Construction will begin this spring on Rutgers Health at the HELIX, the first of three buildings in the New Jersey Health + Life Science Exchange in downtown New Brunswick. (Rendering courtesy of Rutgers)
Plans have been under way for several years for the New Jersey Innovation + Technology Hub (HELIX), part of which will include a new Rutgers University Robert Wood Johnson Medical School building in New Brunswick, N.J.
The school announced March 21 that construction will finally start later this spring on the first of three buildings that will be part of the Hub, one of which will be the new home of the medical school.
The trio of buildings that make up the Hub is being strongly pushed by Gov. Phil Murphy. It will be built across the street from the New Brunswick train station in what is currently an empty lot.
The HELIX, which will be developed by the New Brunswick Development Corp., is designed as an innovation center providing businesses, universities and researchers critical space to work, learn, experiment and collaborate.
When completed by 2026, the HELIX will be made up of medical facilities for Rutgers, Princeton University, Hackensack Meridian Health and RWJBarnabas Health in downtown New Brunswick, according to Patch, the local online news service.
The project also will include public health labs.
Rutgers said that its 12-story Robert Wood Johnson Medical School will be the first to be built at the HELIX and will feature modern laboratories, offices and work and learning spaces "to foster research, treatment and business breakthroughs."
"Rutgers Health at the HELIX will transform and affirm to the world the core value of Rutgers' research and medical education enterprise," President Jonathan Holloway said March 21. "Imagine, we will be educating new generations of medical students alongside cutting-edge laboratories and researchers — in the same space where we collaborate with our colleagues at Princeton and the two largest hospital systems in the state. It will be an epicenter of health innovation."
Planning for the public-private complex began when Murphy first proposed "The Hub" in 2017.
The construction of the RWJ Medical School comes after its approval by the Rutgers University Board of Trustees in mid-March and consent by the school's Board of Governors to a tentative funding plan, which includes one-time state funds and tax credits.
The estimated cost of the first HELIX building is $732 million, with the Rutgers portion estimated to be $567 million. The latter will be paid primarily through $200 million of federal American Rescue Plan funds provided by the state and approximately $190 million in tax credits administered through the New Jersey Economic Development Authority Aspire program.
Rutgers will finance the remaining $180 million of the cost through tax-exempt and taxable bonds.
Building Effort Likely to Support More Than 7,000 Jobs
Since 2020, the pandemic reinforced the need for continued groundbreaking health and medical research while a Rutgers Biomedical and Health Science primary plan set a new standard for excellence in health sciences education, research and patient care, explained Antonio Calcado, its executive vice president and chief operating officer.
"We have arrived at a place that not only will bring the New Jersey innovation hub to fruition, but we will also significantly improve Rutgers' standing in the delivery of medical education while transforming what translational research looks like," he said.
Calcado noted that translational research — often referred to as bench-to-bedside research — turns laboratory discoveries into new ways to improve health care and medical treatment.
The complex will be home to a new translational research facility equipped with a variety of labs to advance the work of 80 research teams and put into practice health innovations that will improve individual and public health, the university announced.
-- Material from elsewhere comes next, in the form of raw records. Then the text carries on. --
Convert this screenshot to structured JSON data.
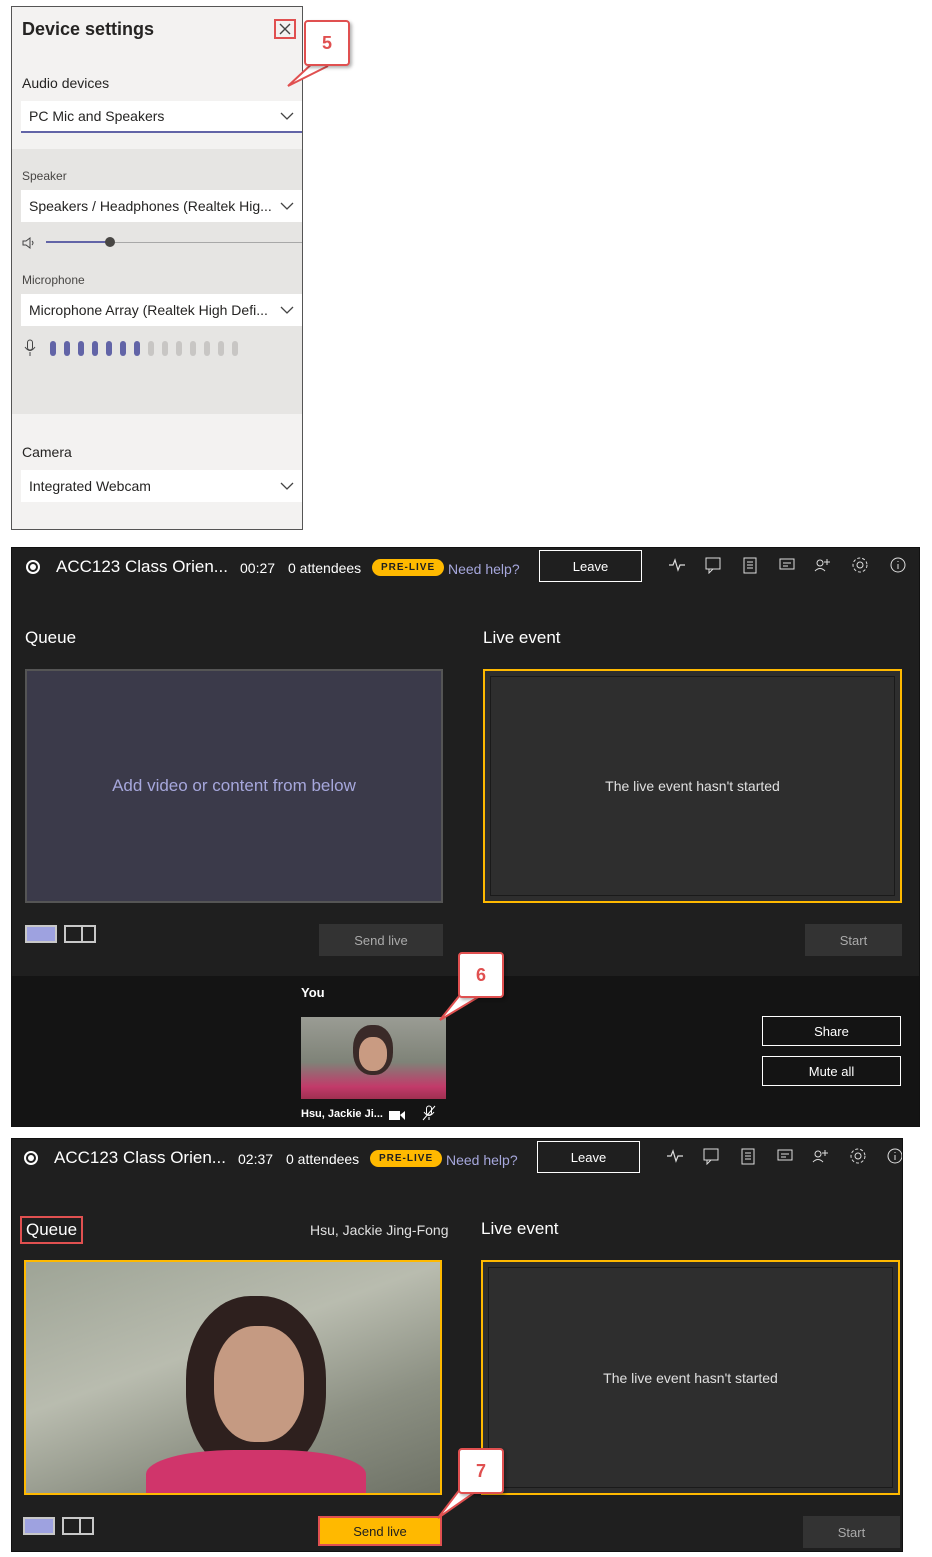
{
  "device_settings": {
    "title": "Device settings",
    "audio_label": "Audio devices",
    "audio_value": "PC Mic and Speakers",
    "speaker_label": "Speaker",
    "speaker_value": "Speakers / Headphones (Realtek Hig...",
    "speaker_volume": 0.25,
    "microphone_label": "Microphone",
    "microphone_value": "Microphone Array (Realtek High Defi...",
    "mic_level_active": 7,
    "mic_level_total": 14,
    "camera_label": "Camera",
    "camera_value": "Integrated Webcam"
  },
  "callouts": {
    "c5": "5",
    "c6": "6",
    "c7": "7"
  },
  "screen1": {
    "event_title": "ACC123 Class Orien...",
    "timer": "00:27",
    "attendees": "0 attendees",
    "badge": "PRE-LIVE",
    "help": "Need help?",
    "leave": "Leave",
    "queue_title": "Queue",
    "queue_placeholder": "Add video or content from below",
    "live_title": "Live event",
    "live_status": "The live event hasn't started",
    "send_live": "Send live",
    "start": "Start",
    "you_label": "You",
    "participant_name": "Hsu, Jackie Ji...",
    "share": "Share",
    "mute_all": "Mute all"
  },
  "screen2": {
    "event_title": "ACC123 Class Orien...",
    "timer": "02:37",
    "attendees": "0 attendees",
    "badge": "PRE-LIVE",
    "help": "Need help?",
    "leave": "Leave",
    "queue_title": "Queue",
    "queue_person": "Hsu, Jackie Jing-Fong",
    "live_title": "Live event",
    "live_status": "The live event hasn't started",
    "send_live": "Send live",
    "start": "Start"
  },
  "colors": {
    "accent": "#6264a7",
    "prelive": "#ffb900",
    "callout": "#e05050",
    "dark_bg": "#1f1f1f"
  }
}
Rutgers Health at the HELIX also will have a significant operational and economic impact within the city of New Brunswick, as well as free existing Rutgers space for academic, clinical and research expansion, and bolster the university's role as a research and economic innovation leader in the region, Calcado said.
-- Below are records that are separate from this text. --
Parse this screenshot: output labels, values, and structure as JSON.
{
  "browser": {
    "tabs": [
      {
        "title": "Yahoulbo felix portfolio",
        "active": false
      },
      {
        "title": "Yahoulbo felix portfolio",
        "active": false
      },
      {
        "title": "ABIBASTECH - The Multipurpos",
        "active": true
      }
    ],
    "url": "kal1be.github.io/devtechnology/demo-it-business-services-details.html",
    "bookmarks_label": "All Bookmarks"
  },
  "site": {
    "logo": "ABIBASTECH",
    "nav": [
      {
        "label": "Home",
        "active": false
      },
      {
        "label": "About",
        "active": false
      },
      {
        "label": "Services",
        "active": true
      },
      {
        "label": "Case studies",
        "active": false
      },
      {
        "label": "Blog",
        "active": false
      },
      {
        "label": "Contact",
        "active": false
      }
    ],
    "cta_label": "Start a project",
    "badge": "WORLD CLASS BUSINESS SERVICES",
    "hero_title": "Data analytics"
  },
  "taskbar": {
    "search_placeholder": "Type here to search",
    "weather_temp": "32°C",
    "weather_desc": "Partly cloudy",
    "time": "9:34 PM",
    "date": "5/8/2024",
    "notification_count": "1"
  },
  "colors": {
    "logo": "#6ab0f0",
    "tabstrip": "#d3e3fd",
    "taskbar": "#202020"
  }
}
The three-year construction project will support more than 7,000 jobs and generate about $83 million in local, county and state tax revenues. Once completed, the HELIX is projected to produce approximately $880 million in economic activity annually in the state, including supporting about 4,500 jobs, according to an economic impact report on the project.
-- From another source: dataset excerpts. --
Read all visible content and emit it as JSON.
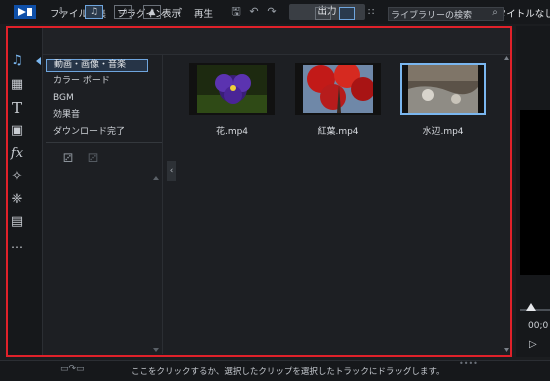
{
  "menu": {
    "items": [
      "ファイル",
      "編集",
      "プラグイン",
      "表示",
      "再生"
    ],
    "output_label": "出力",
    "project_title": "新規プロジェクト (タイトルなし)*"
  },
  "toolbar": {
    "search_placeholder": "ライブラリーの検索"
  },
  "categories": [
    {
      "label": "動画・画像・音楽",
      "selected": true
    },
    {
      "label": "カラー ボード",
      "selected": false
    },
    {
      "label": "BGM",
      "selected": false
    },
    {
      "label": "効果音",
      "selected": false
    },
    {
      "label": "ダウンロード完了",
      "selected": false
    }
  ],
  "media": [
    {
      "caption": "花.mp4",
      "icon": "flower-thumbnail",
      "selected": false
    },
    {
      "caption": "紅葉.mp4",
      "icon": "autumn-leaves-thumbnail",
      "selected": false
    },
    {
      "caption": "水辺.mp4",
      "icon": "waterside-thumbnail",
      "selected": true
    }
  ],
  "preview": {
    "timecode": "00;0"
  },
  "status": {
    "hint": "ここをクリックするか、選択したクリップを選択したトラックにドラッグします。"
  },
  "colors": {
    "highlight_frame": "#e0212a",
    "accent": "#6fa5dd",
    "background": "#1b1d20"
  }
}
"With the boards' approval, we will begin to bring together higher education institutions, health systems and the life sciences industry to revolutionize clinical and translational research — turning our groundbreaking research into care and cures," said Rutgers Biomedical and Health Sciences Chancellor Brian Strom. "Moving the Robert Wood Johnson Medical School into one state-of-the-art campus will improve medical students' experience through holistic medical education and opportunities for clinical experiences in all four years of medical school."